Mais à partir des années 1980, le pouvoir d’une administration identifiée à la généralité démocratique s’est estompé. Il y eut le contrecoup de la reprise en main par le gaullisme et puis l’évolution de la société remettait en cause la notion de généralité globale où l’administration se mouvait sur un terrain plus favorable que dans un contexte de décentralisation, de fragmentation dans le monde du travail et d’individualisation des comportements.
Dès lors, les citoyens recherchent des autorités, des organismes, qui assureraient le contrôle des gouvernements. C’est que le temps de l’élection et celui de l’exercice du pouvoir ne coïncident pas. C’est donc du triple côté de l’impartialité, de la réflexivité, et de la proximité que l’on va se tourner, pour développer des commissions comme la CNIL ou la Haute autorité de l’audiovisuel. C’est dans les domaines où se fait sentir le plus grand besoin de lien social que la demande est la plus forte comme en Allemagne où l’indépendance des autorités financières vis-à-vis du pouvoir reflète l’aspect central du problème de la stabilité des prix, élément constitutif du contrat social et qui doit être à l’abri des variations des majorités électorales. Et nul n’imaginerait une démocratie sans une cour constitutionnelle, garante suprême du respect de la loi.

Rosanvallon perçoit les difficultés rencontrées avec la multiplication de tels organismes. À chaque fois, c’est la crédibilité des gouvernants, dépossédés d’une partie de leurs compétences qui est atteinte, comme le soulignait Jean-Louis Debré en 2006 : « Le développement de ce qu’on appelle pudiquement les autorités administratives indépendantes participe au déclin de l’autorité des Assemblées. » Certes, il convient de ne pas substituer au gouvernement des élus un gouvernement des experts et l’auteur a raison de souhaiter que les jugements de ces commissions relèvent plus de l’auctoritas romaine que de la potestas, c’est-à-dire soient des avis fort incitatifs mais dépourvus du sceau de la décision elle-même. Et puis, qui va garantir le garant ? Ne s’engage-t-on pas dans un processus de poupées gigogne où la création de chaque commission en entraînerait une autre ?

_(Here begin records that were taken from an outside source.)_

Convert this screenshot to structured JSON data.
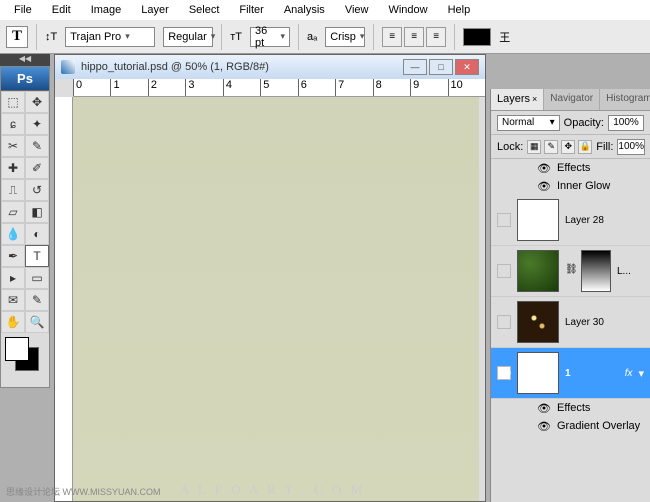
{
  "menu": [
    "File",
    "Edit",
    "Image",
    "Layer",
    "Select",
    "Filter",
    "Analysis",
    "View",
    "Window",
    "Help"
  ],
  "options": {
    "tool_glyph": "T",
    "orient_glyph": "↕T",
    "font": "Trajan Pro",
    "style": "Regular",
    "size_icon": "тT",
    "size": "36 pt",
    "aa_label": "aₐ",
    "aa": "Crisp"
  },
  "doc": {
    "title": "hippo_tutorial.psd @ 50% (1, RGB/8#)",
    "ruler_marks": [
      "0",
      "1",
      "2",
      "3",
      "4",
      "5",
      "6",
      "7",
      "8",
      "9",
      "10"
    ]
  },
  "panels": {
    "tabs": [
      "Layers",
      "Navigator",
      "Histogram"
    ],
    "blend_mode": "Normal",
    "opacity_label": "Opacity:",
    "opacity": "100%",
    "lock_label": "Lock:",
    "fill_label": "Fill:",
    "fill": "100%",
    "effects_label": "Effects",
    "inner_glow": "Inner Glow",
    "gradient_overlay": "Gradient Overlay",
    "layers": [
      {
        "name": "Layer 28"
      },
      {
        "name": "L..."
      },
      {
        "name": "Layer 30"
      },
      {
        "name": "1"
      }
    ],
    "fx": "fx"
  },
  "ps_logo": "Ps",
  "watermark1": "思缘设计论坛 WWW.MISSYUAN.COM",
  "watermark2": "A L F O A R T . C O M"
}
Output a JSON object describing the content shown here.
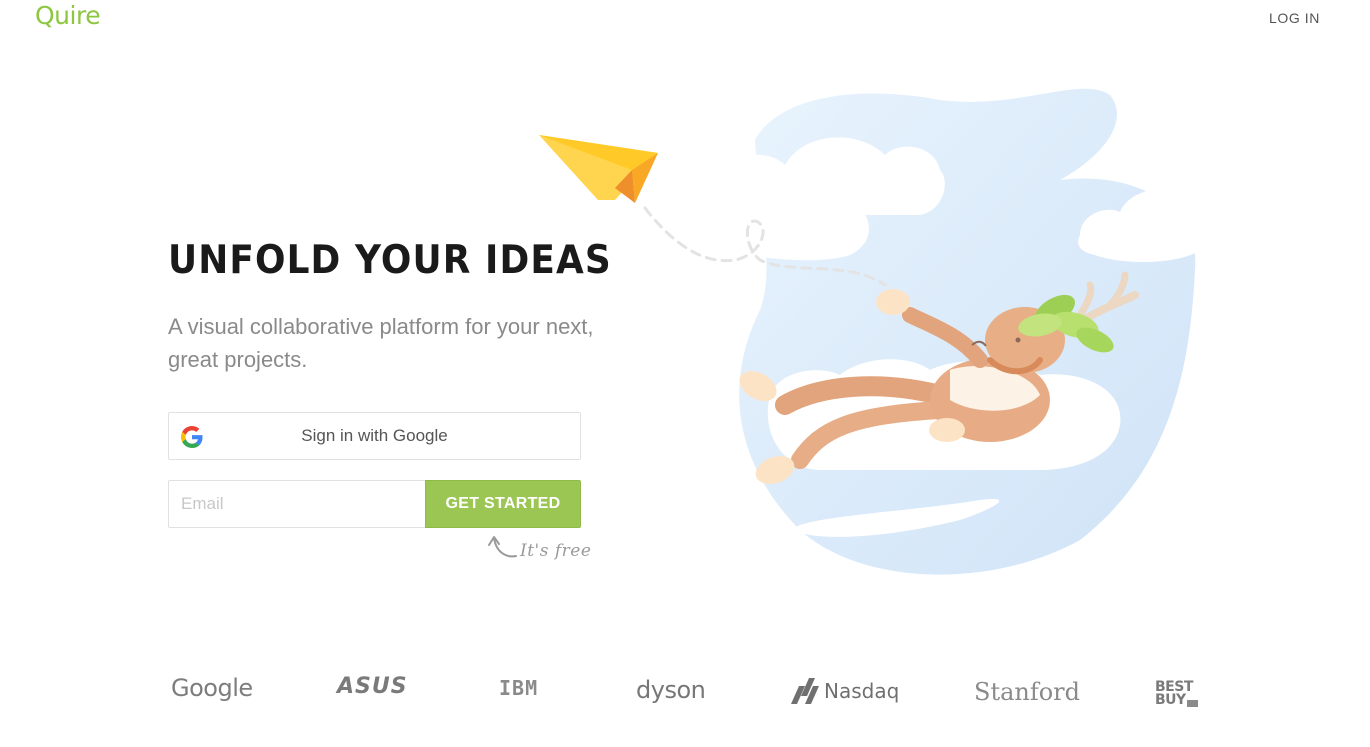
{
  "header": {
    "logo_text": "Quire",
    "login_label": "LOG IN"
  },
  "hero": {
    "title": "UNFOLD YOUR IDEAS",
    "subtitle": "A visual collaborative platform for your next, great projects."
  },
  "signup": {
    "google_button_label": "Sign in with Google",
    "email_placeholder": "Email",
    "email_value": "",
    "get_started_label": "GET STARTED",
    "free_note": "It's free"
  },
  "colors": {
    "brand_green": "#8dc63f",
    "button_green": "#9cc654",
    "title": "#1a1a1a",
    "subtitle": "#8a8a8a"
  },
  "illustration": {
    "description": "Paper plane and moose character reclining on a cloud in a blue sky drop"
  },
  "customers": {
    "logos": [
      "Google",
      "ASUS",
      "IBM",
      "dyson",
      "Nasdaq",
      "Stanford",
      "BEST BUY"
    ]
  }
}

En tout cas, la réflexion de Pierre Rosanvallon est d’une grande densité. À la démocratie d’identification, il préférerait substituer une « démocratie d’appropriation » qui donnerait « une forme démocratique à une distance reconnue (entre gouvernants et gouvernés) dans sa nécessité fonctionnelle. »

Le tempo de la démocratie
Certes. Mais à trop vouloir contrôle et surveillance, ne risque-t-on pas de provoquer une certaine paralysie dans la prise de décision ? L’acte politique a besoin de transparence. Il a aussi besoin d’énergie et de volonté. Il n’est pas toujours sûr qu’une bonne prise de décision soit immédiatement reconnue acceptable ou populaire. Elle peut apparaître judicieuse dans l’épaisseur et la cohérence d’une démarche globale. Il n’est certes pas facile de « mettre un terme à la succession de courtes phases d’espérance et de longues périodes de désillusion » qui scande la vie électorale d’une démocratie. La réponse est peut-être autant dans la démarche, le comportement et la « vertu » des gouvernants que dans le déploiement d’une nouvelle panoplie institutionnelle.